The kill criterion (be honest about the negative result)
If, after 4 weeks of focused work, the specialist can’t beat the zero-shot open baseline by 5pp on the chosen eval even on the slice we picked for friendliness, the local-only vertical thesis is weakened enough to deprioritize. Either:
- The QLoRA-on-12B / distilled specialist loop genuinely doesn’t move the needle vs zero-shot strong open models at our compute budget.
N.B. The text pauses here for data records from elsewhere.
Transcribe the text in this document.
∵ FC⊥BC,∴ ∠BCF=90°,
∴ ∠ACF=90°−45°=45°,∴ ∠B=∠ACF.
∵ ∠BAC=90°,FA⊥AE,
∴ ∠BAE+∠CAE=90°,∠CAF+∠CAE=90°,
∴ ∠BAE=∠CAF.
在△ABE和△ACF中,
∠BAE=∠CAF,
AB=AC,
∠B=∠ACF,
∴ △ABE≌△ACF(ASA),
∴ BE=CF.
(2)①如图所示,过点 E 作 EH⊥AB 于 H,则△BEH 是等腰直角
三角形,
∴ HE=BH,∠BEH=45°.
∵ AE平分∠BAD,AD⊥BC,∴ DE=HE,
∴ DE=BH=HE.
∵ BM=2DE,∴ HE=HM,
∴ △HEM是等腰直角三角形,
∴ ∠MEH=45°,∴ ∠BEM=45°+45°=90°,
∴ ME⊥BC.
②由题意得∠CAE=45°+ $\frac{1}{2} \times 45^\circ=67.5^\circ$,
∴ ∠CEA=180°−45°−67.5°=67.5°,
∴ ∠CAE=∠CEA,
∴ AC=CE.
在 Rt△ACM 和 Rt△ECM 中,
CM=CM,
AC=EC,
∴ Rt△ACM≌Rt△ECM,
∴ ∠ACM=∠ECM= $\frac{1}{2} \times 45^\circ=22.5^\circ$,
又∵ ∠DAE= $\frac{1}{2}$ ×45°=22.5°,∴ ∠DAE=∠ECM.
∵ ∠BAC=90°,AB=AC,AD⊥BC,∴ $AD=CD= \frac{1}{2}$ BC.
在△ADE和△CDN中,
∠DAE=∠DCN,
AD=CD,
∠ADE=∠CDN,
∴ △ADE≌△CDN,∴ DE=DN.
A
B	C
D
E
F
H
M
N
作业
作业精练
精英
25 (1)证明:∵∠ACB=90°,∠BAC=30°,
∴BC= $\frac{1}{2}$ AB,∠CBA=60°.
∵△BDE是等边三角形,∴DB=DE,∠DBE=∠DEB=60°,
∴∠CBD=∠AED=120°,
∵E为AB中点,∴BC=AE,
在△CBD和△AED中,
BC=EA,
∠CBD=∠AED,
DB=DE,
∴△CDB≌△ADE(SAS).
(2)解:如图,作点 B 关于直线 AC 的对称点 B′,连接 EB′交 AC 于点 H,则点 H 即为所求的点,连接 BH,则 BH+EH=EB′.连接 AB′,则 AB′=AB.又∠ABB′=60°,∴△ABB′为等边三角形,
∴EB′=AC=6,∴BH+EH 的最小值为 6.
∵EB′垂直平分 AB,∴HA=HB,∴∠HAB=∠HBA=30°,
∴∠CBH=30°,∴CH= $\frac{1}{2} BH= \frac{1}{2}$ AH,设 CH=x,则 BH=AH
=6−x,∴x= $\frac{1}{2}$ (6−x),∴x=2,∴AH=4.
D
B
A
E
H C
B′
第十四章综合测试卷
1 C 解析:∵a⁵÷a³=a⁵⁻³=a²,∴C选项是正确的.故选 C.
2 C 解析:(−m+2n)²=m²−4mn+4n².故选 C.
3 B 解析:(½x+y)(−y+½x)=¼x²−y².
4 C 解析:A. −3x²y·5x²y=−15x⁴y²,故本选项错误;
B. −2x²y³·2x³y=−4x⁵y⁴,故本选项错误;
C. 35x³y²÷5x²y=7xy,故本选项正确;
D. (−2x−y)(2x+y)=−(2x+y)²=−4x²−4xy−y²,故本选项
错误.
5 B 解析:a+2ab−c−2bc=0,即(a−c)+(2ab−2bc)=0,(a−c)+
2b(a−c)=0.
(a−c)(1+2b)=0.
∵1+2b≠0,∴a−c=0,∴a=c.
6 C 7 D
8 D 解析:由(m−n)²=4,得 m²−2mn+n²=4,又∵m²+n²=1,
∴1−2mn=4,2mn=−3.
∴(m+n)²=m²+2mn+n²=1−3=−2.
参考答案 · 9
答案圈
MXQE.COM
- We picked the wrong vertical and code review is too judgment-heavy.
- Frontier pulled too far ahead in 2026-H1 for a 12B specialist to matter.
In any of those cases, the answer isn’t “build harder” — it’s “publish the negative result and keep tinygpt narrow as a model factory, not an agent company.” Per [[feedback_research_first_doctrine]].
Reference shape
| Phase | Wall-clock | Compute cost | Likely blocker |
|---|---|---|---|
| 1 — baseline + benchmark | ~1 week | $0 (local) + frontier API tokens for ceiling | eval choice |
| 2 — specialist training | ~2 weeks | M5 Pro time, sequential per [[project_parallel_training_lesson]] | training-data scarcity |
| 3 — agent runtime | ~1 week | $0 | tool-call reliability on 12B |
| 4 — self-improving loop | ongoing | $0 | real-user uptake |
Open questions
- Should the agent ship Pace-style as a Mac app or CLI-first? Mac app gives distribution, CLI is faster to ship and matches the early-adopter buyer (developers).
- License story for training data. Hermes-FC + Apache-licensed PR corpora; do not let an APIGen-MT-style CC-BY-NC license through per [[project_specialists_research_2026_06_09]].
- Distribution. If the PoC succeeds, is it a public model in the gallery (B31), a paid Pace-style app, an OSS release with sponsorship arm, or all three?
What this PRD is NOT
A commitment to ship. It’s a kill-or-validate experiment. If the 4-week timebox runs out without clearing the bar, B35 is closed and the learning is published as a session retrospective per the user’s documentation-as-first-class doctrine.